In November 1962, I was released from active duty in the Marine Corps. I, of course went home and for the first few months I did very little. I worked construction, pumped gas in a filling station and even applied to the U.S. Border Patrol. One of the requirements was that you speak Spanish. Speak Spanish! Hell, I barely could speak English. I was told to learn Spanish and reapply. Ok, you bet.

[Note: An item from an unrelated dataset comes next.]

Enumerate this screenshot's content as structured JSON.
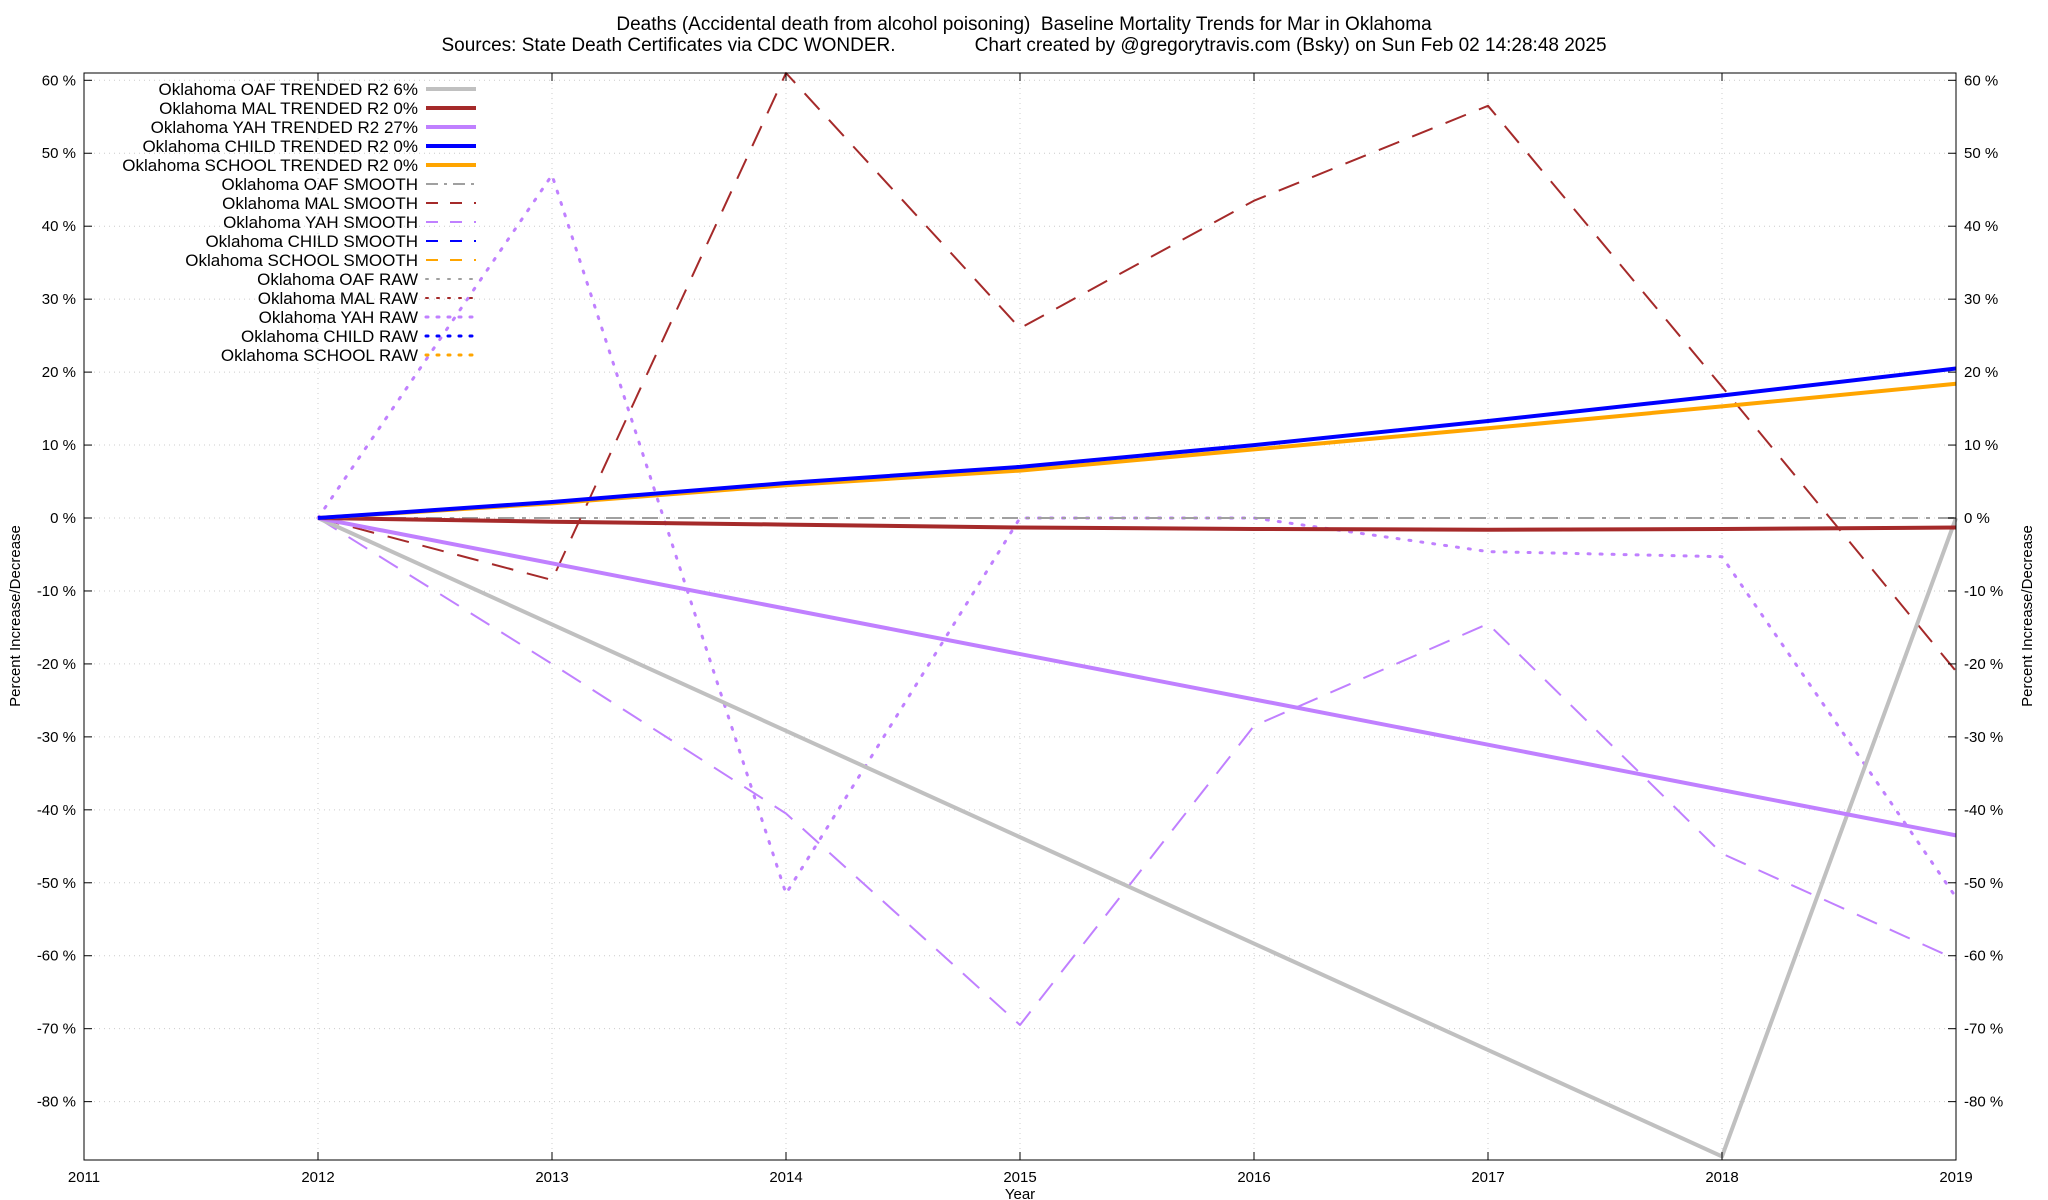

On a trip to visit family in West Virginia, a relative ask me why I didn’t go to college? Me go to college, are you nuts. That was the craziest thing I ever heard. Her comment was, why not, you sure as hell aren’t doing anything now. By the way she said, the government will pay for you to go to school. I decided, why not, I’ll give it a try. I went to the administration office of Marshall University. I was given the application and I filled it out. In 1960, while with M-4-12 3rd. Marine Division, I took the GED test and received my high school equivalency certificate. The school accepted my GED but needed to retake part of the test. I had to take the English and Literature part. The test was going to be given the next day at one of the local high schools. This all had to be approved by the VA before I could take the test. You bet. I knew the odds on this happening were slim and none. Off I went, application and all the other paper work I needed. I gave all information to VA rep. and his reaction was just what I expected. He told me that this would take a couple of weeks and even then, I may not get it approved. I was then told to give him a call in a week or two. I was walking out the door and an older gentleman was coming in. He said how is everything going. I told him not so good. He asks what the problem was, and I explained as much as I could. He said, come with me. We walked back to the disk of the rep. I was talking to. He handed him my paper work and said get this handled today and I mean today. I was told to come back later in the afternoon. Later that afternoon, as I walked back into the office, needless to say I expected just the opposite of what happened. My application was approved. You’ve got to be kidding. I said thank you. He said don’t thank me, thank Woody Williams. That’s right Hershel Woodrow “Woody” Williams, Medal of Honor Winner United States Marine Corps, Iwo, Jima. The same Woody Williams that helped my father almost twenty years before. I walked over to Mr. Williams and said, Simper Fi and thank you. In reply, he said just what you’d expect him to say. Do or Die and good luck Marine.

Woody Williams is 96 years old and doing strong.